L’article 700 du code de procédure civile, dans ses dispositions applicables à l’espèce, énonce que le juge condamne la partie tenue aux dépens ou qui perd son procès à payer à l'autre partie la somme qu'il détermine, au titre des frais exposés et non compris dans les dépens. Dans tous les cas, le juge tient compte de l'équité ou de la situation économique de la partie condamnée. Il peut, même d'office, pour des raisons tirées des mêmes considérations, dire qu'il n'y a pas lieu à ces condamnations. Les parties peuvent produire les justificatifs des sommes qu'elles demandent.
Il sera rappelé en tant que de besoin que ce texte n’a ni pour objet ni pour effet de sanctionner une éventuelle faute de la partie à laquelle il est appliqué, et pas davantage son éventuelle mauvaise foi, mais simplement de prendre en compte les frais exposés par la partie considérée comme gagnante pour les besoins de la défense de ses intérêts.
En l’absence de justificatif du montant des frais irrépétibles, l’équité conduit à allouer à la requérante la somme de 1 000 euros que la CPAM de la Somme sera condamnée à lui verser.

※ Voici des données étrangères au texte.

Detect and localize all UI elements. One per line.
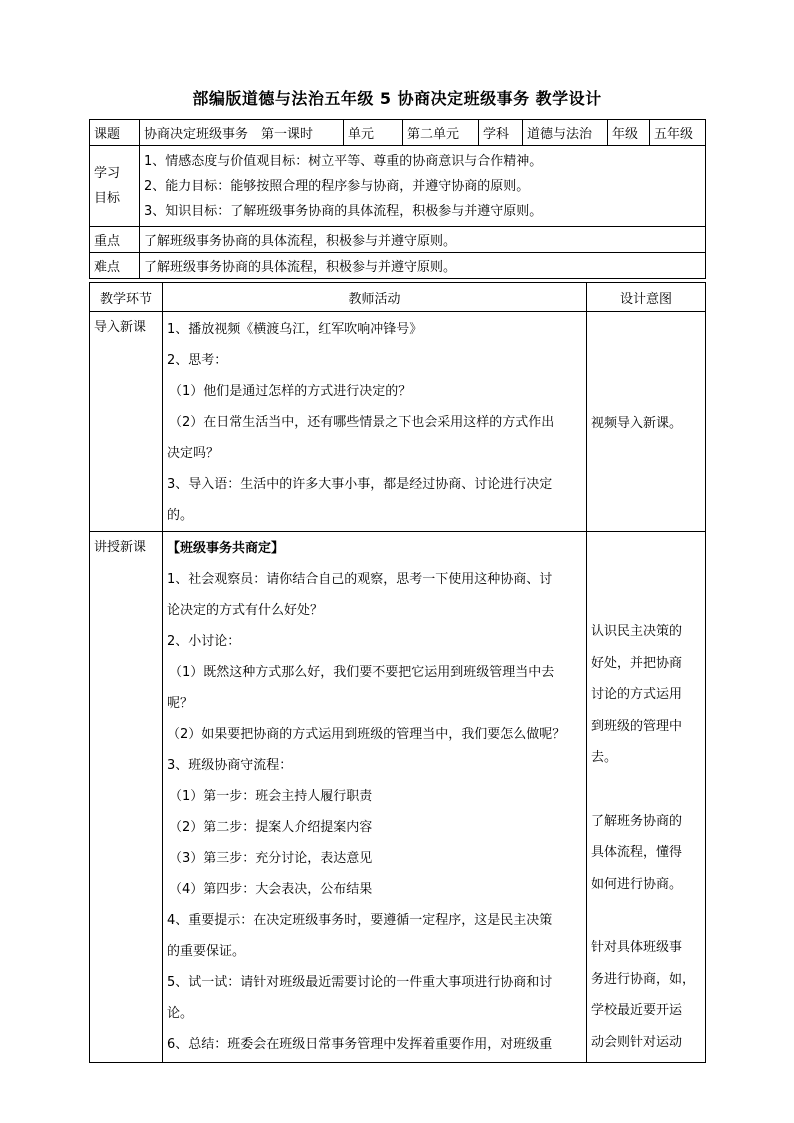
stage-teach: 讲授新课	[90, 532, 163, 1063]
grade-value: 五年级	[650, 120, 706, 146]
activity-line: 5、试一试：请针对班级最近需要讨论的一件重大事项进行协商和讨	[167, 975, 553, 990]
activity-line: （1）第一步：班会主持人履行职责	[169, 789, 373, 804]
goals-label	[90, 146, 140, 227]
activity-line: 论。	[167, 1006, 194, 1021]
section-title: 【班级事务共商定】	[167, 541, 285, 556]
activity-line: 3、班级协商守流程：	[167, 758, 293, 773]
activity-line: （2）在日常生活当中，还有哪些情景之下也会采用这样的方式作出	[169, 415, 555, 430]
activity-line: （4）第四步：大会表决，公布结果	[169, 882, 373, 897]
activity-line: （1）他们是通过怎样的方式进行决定的？	[169, 384, 412, 399]
purpose-line: 认识民主决策的	[591, 624, 683, 639]
goals-value	[140, 146, 706, 227]
purpose-line: 具体流程，懂得	[591, 845, 683, 860]
activity-line: 呢？	[167, 696, 194, 711]
info-row-topic	[90, 120, 706, 146]
subject-label: 学科	[479, 120, 523, 146]
purpose-intro	[587, 312, 706, 532]
goal-line: 1、情感态度与价值观目标：树立平等、尊重的协商意识与合作精神。	[144, 153, 543, 169]
info-table	[89, 119, 706, 279]
purpose-line: 动会则针对运动	[591, 1034, 683, 1050]
purpose-line: 讨论的方式运用	[591, 687, 683, 702]
difficulty-value: 了解班级事务协商的具体流程，积极参与并遵守原则。	[140, 253, 706, 279]
activity-line: 1、播放视频《横渡乌江，红军吹响冲锋号》	[167, 322, 423, 337]
header-purpose: 设计意图	[587, 283, 706, 312]
purpose-line: 好处，并把协商	[591, 655, 683, 671]
info-row-goals	[90, 146, 706, 227]
info-row-key	[90, 227, 706, 253]
stage-intro: 导入新课	[90, 312, 163, 532]
activity-line: 1、社会观察员：请你结合自己的观察，思考一下使用这种协商、讨	[167, 572, 553, 587]
activity-line: 3、导入语：生活中的许多大事小事，都是经过协商、讨论进行决定	[167, 477, 553, 492]
goal-line: 3、知识目标：了解班级事务协商的具体流程，积极参与并遵守原则。	[144, 203, 543, 219]
spacer	[591, 900, 701, 932]
topic-label: 课题	[90, 120, 140, 146]
key-value: 了解班级事务协商的具体流程，积极参与并遵守原则。	[140, 227, 706, 253]
goals-label-line: 目标	[94, 191, 121, 206]
purpose-line: 针对具体班级事	[591, 940, 683, 955]
purpose-line: 如何进行协商。	[591, 876, 683, 892]
subject-value: 道德与法治	[523, 120, 608, 146]
info-row-difficulty	[90, 253, 706, 279]
activity-line: （2）如果要把协商的方式运用到班级的管理当中，我们要怎么做呢？	[167, 727, 566, 742]
activity-line: 2、小讨论：	[167, 634, 241, 649]
purpose-line: 视频导入新课。	[591, 416, 683, 431]
activity-line: 的。	[167, 508, 194, 523]
purpose-line: 去。	[591, 750, 618, 765]
main-table	[89, 282, 706, 1063]
unit-label: 单元	[344, 120, 403, 146]
topic-value: 协商决定班级事务 第一课时	[140, 120, 344, 146]
purpose-teach	[587, 532, 706, 1063]
document-title: 部编版道德与法治五年级 5 协商决定班级事务 教学设计	[192, 89, 602, 108]
activity-line: 4、重要提示：在决定班级事务时，要遵循一定程序，这是民主决策	[167, 913, 553, 928]
header-stage: 教学环节	[90, 283, 163, 312]
activity-line: 决定吗？	[167, 446, 220, 461]
header-activity: 教师活动	[163, 283, 587, 312]
activity-intro	[163, 312, 587, 532]
row-teach	[90, 532, 706, 1063]
activity-line: 的重要保证。	[167, 944, 246, 959]
row-intro	[90, 312, 706, 532]
purpose-line: 了解班务协商的	[591, 813, 683, 829]
activity-line: 2、思考：	[167, 353, 228, 368]
activity-line: 6、总结：班委会在班级日常事务管理中发挥着重要作用，对班级重	[167, 1037, 553, 1052]
activity-line: （3）第三步：充分讨论，表达意见	[169, 851, 373, 866]
purpose-line: 学校最近要开运	[591, 1003, 683, 1018]
activity-line: （1）既然这种方式那么好，我们要不要把它运用到班级管理当中去	[169, 665, 555, 680]
spacer	[591, 774, 701, 806]
purpose-line: 到班级的管理中	[591, 718, 683, 734]
difficulty-label: 难点	[90, 253, 140, 279]
main-header-row	[90, 283, 706, 312]
goals-label-line: 学习	[94, 166, 121, 181]
key-label: 重点	[90, 227, 140, 253]
grade-label: 年级	[608, 120, 650, 146]
purpose-line: 务进行协商，如，	[591, 971, 696, 987]
goal-line: 2、能力目标：能够按照合理的程序参与协商，并遵守协商的原则。	[144, 178, 530, 194]
activity-line: （2）第二步：提案人介绍提案内容	[169, 820, 373, 835]
unit-value: 第二单元	[403, 120, 479, 146]
activity-teach	[163, 532, 587, 1063]
activity-line: 论决定的方式有什么好处？	[167, 603, 324, 618]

Au regard de la solution retenue, l’exécution provisoire n’est pas nécessaire.
PAR CES MOTIFS
Le pôle social du tribunal judiciaire, statuant après débats en audience publique, par jugement contradictoire en premier ressort, publiquement mis à disposition au greffe de la juridiction,
Dit inopposable à la Maison de la culture d’Amiens la décision de la caisse primaire d’assurance maladie de la Somme portant prise en charge, au titre de la législation sur les risques professionnels, de la maladie déclarée le 3 septembre 2022 par [M] [O],
Dit que les éventuels dépens de l’instance seront supportés par la caisse primaire d’assurance maladie de la Somme,
Alloue à la Maison de la culture d’Amiens une indemnité de procédure de 1 000 (mille) euros et condamne la caisse primaire d’assurance maladie de la Somme au versement de cette somme,
Dit n’y avoir lieu à exécution provisoire.